A report that the automatic identification system (AIS) for ships is vulnerable to security breaches exaggerates the danger to the industry and fails to take into account details of how the system operates, according to maritime industry analysts.
At the Hack in the Box Security Conference in Malaysia in October 2013, researchers from the security software company Trend Micro demonstrated that hackers can manipulate Web data that includes ship information. Because of vulnerabilities in the public websites, hackers such as pirates can create fake ships and show the vessels anywhere in the world; change a ship’s name, speed and status; and create fake aids to navigation or modify existing ones.
AIS “is fundamentally broken and can be abused by attackers,” wrote Marco Balduzzi, a threat researcher with Trend Micro and main author of the report on AIS hacking.
However, manipulation of AIS data on these websites will not impact the safety or security of mariners, who should not be using Internet-based AIS systems, analysts say.
“I would suggest to the typical seaman and to the typical shore-based maritime operations, it is business as usual,” said Dean Rosenberg, chief executive of PortVision, a maritime technology company that provides AIS data to its customers. “Since AIS uses an unsecure protocol that is fully documented in the public domain, anyone who has the will (and a little electronics equipment) can do bad things. It is not news.”
In 2005, the International Maritime Organization (IMO) mandated the use of AIS for all passenger vessels and all commercial vessels exceeding 500 gross tons. The IMO required that ships provide information including their identity and position. The information is broadcast via a transponder on the vessel.
Since AIS is an open system, a worldwide business has sprung up that uses this public data to provide information to shipping and other companies. This is the main group impacted by false data created on the AIS websites. The rest of the maritime community should be using AIS in conjunction with other systems, including radar and electronic navigation.
“We never expected people to use (AIS) data to make navigation decisions,” said Jorge Arroyo, AIS subject matter chief for the U.S. Coast Guard.
However, Balduzzi said hackers could target a ship’s transponder to switch frequencies or delay a transmission. In this scenario, pirates could impersonate a maritime authority to disable the AIS system on a vessel, stopping the ship from broadcasting AIS data and keeping it from getting AIS signals from surrounding ships.
Balduzzi and his colleagues used a system called software-defined radio, which allows anyone to turn their laptop computer into a radio station that can attack and override signals from an AIS transponder. The equipment costs about $200.

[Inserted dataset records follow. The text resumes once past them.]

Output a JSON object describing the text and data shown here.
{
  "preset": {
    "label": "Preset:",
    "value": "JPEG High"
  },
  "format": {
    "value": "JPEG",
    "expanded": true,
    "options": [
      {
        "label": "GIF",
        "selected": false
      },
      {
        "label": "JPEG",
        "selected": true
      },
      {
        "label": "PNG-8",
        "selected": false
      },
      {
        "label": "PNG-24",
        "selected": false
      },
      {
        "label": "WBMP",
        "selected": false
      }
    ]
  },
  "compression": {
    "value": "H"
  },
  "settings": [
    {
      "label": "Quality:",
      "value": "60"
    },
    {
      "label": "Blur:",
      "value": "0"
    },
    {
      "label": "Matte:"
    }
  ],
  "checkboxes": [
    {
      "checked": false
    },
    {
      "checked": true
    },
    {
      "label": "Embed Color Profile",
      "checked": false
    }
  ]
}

But hacking into the actual AIS transponder is a challenge, Arroyo said. If an attacker did figure out a way to access it, he would need the specific software application to change the data fields in the device. That would be problematic because each transponder manufacturer uses its own proprietary operating system.
In addition, each AIS transponder can interrogate any other transponder. If that interrogation gets no response, the AIS transponder can send an address message asking the attacker who they are and what they are doing. If there is no response, the AIS transponder can then ask the attacker for an updated position every second, Arroyo said.